Procura Comprender Y Después Ser Comprendido

Primero comprender

¿Cuántas veces juzgamos, diagnosticamos o damos un consejo antes, no sólo escuchar, si no también, de entender bien el problema que se nos plantea? Es como cuando estabas en el cole, en clase, y tu profesor te decía que no es suficiente con oirle si no que tienes que escucharle, en ese momento no eras consciente de la verdadera importancia que esto tenía; y aún así en las relaciones interpersonales, esto no es suficiente. Existen varios niveles de escucha antes de llegar a la que sin duda más puedes aportar y por supuesto, más te aportará a ti: la escucha empática.
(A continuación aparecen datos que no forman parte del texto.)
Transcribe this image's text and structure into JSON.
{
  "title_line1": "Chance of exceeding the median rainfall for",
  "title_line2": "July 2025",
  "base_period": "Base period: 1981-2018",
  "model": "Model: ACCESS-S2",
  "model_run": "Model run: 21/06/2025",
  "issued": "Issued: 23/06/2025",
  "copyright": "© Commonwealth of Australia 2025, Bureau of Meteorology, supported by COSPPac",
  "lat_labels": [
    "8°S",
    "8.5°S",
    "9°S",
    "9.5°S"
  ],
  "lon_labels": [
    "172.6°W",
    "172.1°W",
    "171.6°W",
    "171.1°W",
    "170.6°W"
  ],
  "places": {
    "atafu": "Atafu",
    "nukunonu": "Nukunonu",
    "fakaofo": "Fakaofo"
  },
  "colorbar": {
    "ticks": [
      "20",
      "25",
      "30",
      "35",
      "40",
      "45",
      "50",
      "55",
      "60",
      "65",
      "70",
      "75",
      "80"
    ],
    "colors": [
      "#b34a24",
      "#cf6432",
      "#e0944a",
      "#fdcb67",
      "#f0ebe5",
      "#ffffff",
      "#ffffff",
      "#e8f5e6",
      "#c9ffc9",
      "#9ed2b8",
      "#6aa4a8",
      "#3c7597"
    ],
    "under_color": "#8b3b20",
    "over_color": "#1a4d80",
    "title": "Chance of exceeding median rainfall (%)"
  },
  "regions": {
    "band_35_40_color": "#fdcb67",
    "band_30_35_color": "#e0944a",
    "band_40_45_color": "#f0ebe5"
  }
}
"No te muevas, no te muevas

Hay otra?

Está en los pies de tu cama, sobre la barra... ¡Ten cuidado va a saltar!

Shhhhhh...."

La escucha empática supone sentarte delante de esa persona, captar su mensaje sin prejuicios e intentar ponerte absolutamente en su papel para comprender el punto de vista exacto desde donde está viendo el problema. La parte de la escucha quizás puede ser, a priori, la más sencilla de hacer bien. Al final la principal diferencia radica en el grado de interés e implicación que le ponemos cuando queremos ayudar a alguien. Sin embargo, por lo general en el proceso de comprender, no nos tomamos el tiempo suficiente para ver las cosas desde un punto de vista distinto al nuestro. Cuando damos un consejo normalmente nos basamos en experiencias propias o cercanas que nos ayudan a emitir un juicio de valor que transformamos en formato consejo pero ¿y todo aquello que se escapa de ese circulo? Quizás para entender bien a los demás, deberíamos salirnos de ahí e intentar verlo desde un punto de vista completamente ajeno a lo conocido antes. 

Y después ser comprendido

Si consigues realmente ponerte en la piel de la persona que tienes delante, si llegas a entenderle sin juzgarle a través del filtro de tus propias experiencias, tendrás una gran parte del camino hecho para que esa persona también empatice contigo. Porque la segunda parte consiste en que te entiendan a ti. En conseguir transmitir lo que realmente sientes, pero si la persona que tienes delante se ha sentido escuchada y apoyada, estará mucho más predispuesta a hacer lo mismo contigo. Mostrará un interés sincero y no te estará oyendo mientras piensa en tus propios quebraderos.

Si te quejas porque la gente de tu alrededor no te escucha, párate un momento y pregúntate si tú lo haces. Pero no te pongas a la defensiva ni te sitúes en un papel de víctima, porque no son nada constructivos. Toma la delantera y practica la escucha empática, verás como tu interlocutor tendrá tendencia a devolverte la cortesía.